What is Child Support?

Child support is a term used to describe the payment of money from one parent to the other for the purpose of helping the parent raise their children who are under 18 years of age. Child support is designed to help cover the expenses involved with raising children, such as food, clothing, medical costs, housing, school costs and costs related to other activities. All children in Australia involved in family separations, whether or not the parents were married to each other, are eligible for child support payments.

How is Child Support Calculated?

The Department of Human Services is an Australian Government Agency whom are delegated authority to decide on child support matters. They are required to consider the factors above before following the steps to calculate the amount of child support payable. In calculating how much child support is to be paid, there are various factors which are generally taken into account:

  • The age of the child
  • The income of both parents
  • The amount of time that the child spends with each parent
  • The level of care that each parent provides
  • Costs of raising the child based on independent research

You can use the Department of Human Services’ calculator to estimate child support payments here.

What If the Calculation is Unfair?

There may be circumstances where you may find that the calculation is unfair to you. This can occur in situations where one parent has arranged to minimise their taxable income, lost their job since an assessment was made, or a child has special needs.

In these circumstances, you may apply to the Child Support Agency to change the assessment. The Department of Human Services will consider the unique circumstances before amending any calculations.

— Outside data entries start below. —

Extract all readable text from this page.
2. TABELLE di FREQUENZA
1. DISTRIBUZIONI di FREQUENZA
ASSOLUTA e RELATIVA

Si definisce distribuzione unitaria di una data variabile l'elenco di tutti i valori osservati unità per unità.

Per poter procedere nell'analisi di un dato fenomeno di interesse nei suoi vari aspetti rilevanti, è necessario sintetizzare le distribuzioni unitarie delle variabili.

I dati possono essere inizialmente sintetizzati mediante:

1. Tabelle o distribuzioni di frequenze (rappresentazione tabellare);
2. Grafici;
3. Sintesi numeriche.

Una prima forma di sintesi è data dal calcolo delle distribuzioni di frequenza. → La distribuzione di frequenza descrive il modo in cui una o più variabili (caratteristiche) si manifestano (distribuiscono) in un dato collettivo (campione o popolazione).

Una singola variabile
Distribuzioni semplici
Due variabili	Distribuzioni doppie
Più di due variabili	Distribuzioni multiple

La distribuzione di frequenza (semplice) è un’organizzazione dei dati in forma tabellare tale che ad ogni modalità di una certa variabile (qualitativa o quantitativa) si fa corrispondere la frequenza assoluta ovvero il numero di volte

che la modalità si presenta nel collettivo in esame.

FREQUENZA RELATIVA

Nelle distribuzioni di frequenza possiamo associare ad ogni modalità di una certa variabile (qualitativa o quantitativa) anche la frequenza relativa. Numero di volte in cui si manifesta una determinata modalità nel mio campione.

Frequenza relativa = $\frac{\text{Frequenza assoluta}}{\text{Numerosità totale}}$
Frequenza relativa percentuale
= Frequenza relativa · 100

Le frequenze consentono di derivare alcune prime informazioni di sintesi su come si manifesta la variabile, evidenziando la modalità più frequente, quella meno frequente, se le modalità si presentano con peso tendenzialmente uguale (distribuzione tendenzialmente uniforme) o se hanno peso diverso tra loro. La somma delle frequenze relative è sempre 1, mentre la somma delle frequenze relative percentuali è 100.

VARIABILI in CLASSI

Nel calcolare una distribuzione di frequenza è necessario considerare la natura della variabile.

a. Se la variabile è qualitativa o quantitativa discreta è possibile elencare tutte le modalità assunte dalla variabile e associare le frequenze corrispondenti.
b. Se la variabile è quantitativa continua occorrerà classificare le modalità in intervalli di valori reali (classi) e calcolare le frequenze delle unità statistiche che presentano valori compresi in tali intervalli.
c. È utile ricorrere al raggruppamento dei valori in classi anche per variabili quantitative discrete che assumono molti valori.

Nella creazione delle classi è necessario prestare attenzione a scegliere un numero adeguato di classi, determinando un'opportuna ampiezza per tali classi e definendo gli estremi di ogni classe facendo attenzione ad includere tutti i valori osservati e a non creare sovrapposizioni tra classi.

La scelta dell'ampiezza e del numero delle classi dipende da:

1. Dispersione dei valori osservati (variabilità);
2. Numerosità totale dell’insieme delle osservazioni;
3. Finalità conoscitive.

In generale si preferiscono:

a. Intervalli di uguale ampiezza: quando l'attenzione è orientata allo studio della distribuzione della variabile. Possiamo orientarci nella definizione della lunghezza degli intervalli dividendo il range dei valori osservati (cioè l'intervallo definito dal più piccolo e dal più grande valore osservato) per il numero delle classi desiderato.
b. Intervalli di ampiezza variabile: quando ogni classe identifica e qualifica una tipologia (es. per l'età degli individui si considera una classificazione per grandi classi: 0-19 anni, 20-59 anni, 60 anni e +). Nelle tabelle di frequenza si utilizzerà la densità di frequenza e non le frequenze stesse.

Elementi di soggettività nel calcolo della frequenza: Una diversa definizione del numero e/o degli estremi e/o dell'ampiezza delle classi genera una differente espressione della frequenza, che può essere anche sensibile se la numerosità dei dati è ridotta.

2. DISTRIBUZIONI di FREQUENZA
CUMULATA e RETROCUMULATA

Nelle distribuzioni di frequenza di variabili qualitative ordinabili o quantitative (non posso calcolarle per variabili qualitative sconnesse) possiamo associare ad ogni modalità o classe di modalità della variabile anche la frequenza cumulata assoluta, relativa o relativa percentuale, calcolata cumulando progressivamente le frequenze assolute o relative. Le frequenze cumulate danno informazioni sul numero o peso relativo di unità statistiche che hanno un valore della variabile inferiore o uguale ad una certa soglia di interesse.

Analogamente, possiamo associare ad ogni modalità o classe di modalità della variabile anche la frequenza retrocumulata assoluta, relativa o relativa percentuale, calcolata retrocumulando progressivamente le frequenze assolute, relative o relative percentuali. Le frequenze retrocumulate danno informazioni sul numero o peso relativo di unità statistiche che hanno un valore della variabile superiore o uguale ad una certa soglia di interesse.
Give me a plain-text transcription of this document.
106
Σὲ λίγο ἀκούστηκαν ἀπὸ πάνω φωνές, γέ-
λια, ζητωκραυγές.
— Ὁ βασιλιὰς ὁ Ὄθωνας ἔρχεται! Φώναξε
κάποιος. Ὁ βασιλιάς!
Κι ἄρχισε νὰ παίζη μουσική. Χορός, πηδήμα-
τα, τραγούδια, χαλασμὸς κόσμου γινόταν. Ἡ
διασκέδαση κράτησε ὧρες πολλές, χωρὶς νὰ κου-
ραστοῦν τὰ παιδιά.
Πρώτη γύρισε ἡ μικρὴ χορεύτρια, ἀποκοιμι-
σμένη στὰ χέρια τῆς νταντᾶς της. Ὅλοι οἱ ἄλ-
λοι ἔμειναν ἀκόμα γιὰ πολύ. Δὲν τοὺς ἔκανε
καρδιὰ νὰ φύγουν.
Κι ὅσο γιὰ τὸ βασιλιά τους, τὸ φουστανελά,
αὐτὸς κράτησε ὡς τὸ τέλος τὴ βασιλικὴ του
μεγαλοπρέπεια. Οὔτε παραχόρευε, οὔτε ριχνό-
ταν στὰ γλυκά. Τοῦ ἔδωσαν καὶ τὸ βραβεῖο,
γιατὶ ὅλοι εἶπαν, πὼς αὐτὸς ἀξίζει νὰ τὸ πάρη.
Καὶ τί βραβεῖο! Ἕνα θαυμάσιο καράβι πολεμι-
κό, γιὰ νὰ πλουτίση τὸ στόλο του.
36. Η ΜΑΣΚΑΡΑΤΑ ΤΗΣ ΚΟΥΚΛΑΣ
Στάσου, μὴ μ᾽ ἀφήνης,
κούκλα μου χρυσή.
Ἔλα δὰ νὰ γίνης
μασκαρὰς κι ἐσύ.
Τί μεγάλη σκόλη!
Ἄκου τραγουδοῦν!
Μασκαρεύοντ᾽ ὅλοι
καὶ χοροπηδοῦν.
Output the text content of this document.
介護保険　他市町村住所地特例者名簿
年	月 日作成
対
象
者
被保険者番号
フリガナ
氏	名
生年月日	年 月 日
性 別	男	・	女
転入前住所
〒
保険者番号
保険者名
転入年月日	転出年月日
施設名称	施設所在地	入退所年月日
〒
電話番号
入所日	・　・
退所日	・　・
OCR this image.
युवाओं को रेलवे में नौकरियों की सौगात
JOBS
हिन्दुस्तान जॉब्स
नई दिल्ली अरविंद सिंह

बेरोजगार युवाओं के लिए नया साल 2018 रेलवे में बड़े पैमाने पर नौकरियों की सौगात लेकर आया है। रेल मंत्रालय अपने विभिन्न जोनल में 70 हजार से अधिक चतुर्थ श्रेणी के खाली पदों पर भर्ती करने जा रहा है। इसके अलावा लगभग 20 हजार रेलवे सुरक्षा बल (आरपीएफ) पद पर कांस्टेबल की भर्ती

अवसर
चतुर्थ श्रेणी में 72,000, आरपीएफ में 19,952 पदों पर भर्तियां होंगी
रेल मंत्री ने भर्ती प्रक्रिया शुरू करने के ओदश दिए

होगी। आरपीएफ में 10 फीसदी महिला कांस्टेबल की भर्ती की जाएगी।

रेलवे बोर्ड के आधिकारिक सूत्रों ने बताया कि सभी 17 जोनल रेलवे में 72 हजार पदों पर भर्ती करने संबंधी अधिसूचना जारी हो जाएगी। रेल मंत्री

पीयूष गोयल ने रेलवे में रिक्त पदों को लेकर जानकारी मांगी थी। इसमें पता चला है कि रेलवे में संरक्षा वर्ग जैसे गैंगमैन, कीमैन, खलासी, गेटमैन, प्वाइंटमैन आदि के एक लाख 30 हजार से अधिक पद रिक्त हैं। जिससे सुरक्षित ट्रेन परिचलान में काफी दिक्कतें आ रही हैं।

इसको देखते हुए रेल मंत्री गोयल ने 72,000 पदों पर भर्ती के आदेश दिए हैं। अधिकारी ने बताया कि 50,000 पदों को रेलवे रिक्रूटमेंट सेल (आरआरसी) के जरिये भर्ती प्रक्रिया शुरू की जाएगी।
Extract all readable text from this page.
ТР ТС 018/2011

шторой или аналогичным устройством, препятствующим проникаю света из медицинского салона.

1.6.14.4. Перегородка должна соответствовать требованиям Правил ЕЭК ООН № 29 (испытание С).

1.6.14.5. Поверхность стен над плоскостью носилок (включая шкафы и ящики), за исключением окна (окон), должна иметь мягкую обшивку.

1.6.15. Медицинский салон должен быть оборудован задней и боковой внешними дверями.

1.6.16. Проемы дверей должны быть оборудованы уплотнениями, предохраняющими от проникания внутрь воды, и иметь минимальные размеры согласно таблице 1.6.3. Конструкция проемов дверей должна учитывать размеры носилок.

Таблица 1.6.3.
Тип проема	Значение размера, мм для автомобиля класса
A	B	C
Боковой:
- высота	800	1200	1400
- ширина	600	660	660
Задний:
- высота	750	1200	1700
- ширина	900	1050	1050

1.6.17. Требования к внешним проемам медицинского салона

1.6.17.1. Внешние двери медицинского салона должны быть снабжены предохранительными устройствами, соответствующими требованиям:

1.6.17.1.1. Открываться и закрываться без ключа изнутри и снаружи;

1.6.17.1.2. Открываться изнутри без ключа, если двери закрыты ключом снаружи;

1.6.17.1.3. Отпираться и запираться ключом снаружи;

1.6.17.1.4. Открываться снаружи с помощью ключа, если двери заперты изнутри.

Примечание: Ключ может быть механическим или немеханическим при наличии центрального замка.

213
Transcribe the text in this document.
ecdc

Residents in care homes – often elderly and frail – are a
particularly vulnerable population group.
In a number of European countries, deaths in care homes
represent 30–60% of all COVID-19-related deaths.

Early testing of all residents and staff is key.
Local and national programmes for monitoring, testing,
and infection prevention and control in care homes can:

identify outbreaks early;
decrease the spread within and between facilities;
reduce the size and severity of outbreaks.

What If the Other Parent Doesn’t Pay?

The Child Support Agency has the power to recover unpaid child support. They can do this through:

  • Income support payment deductions
  • Enforcing tax return lodgement or intercepting tax refunds
  • Working with third parties
  • Employer or bank account deductions
  • Issuing overseas travel bans
  • Litigation
  • Prosecution

Can I Organise Child Support Myself?

It is possible for parents to organise and manage child support themselves. This can happen when parents reach an agreement and mutually decide upon the amount of child support they will pay to the other parent. This can involve making cash payments to that parent or meeting payments of expected expenses directly. This arrangement can be entered into by way of a binding child support agreement, which is subsequently lodged with the Department of Human Services.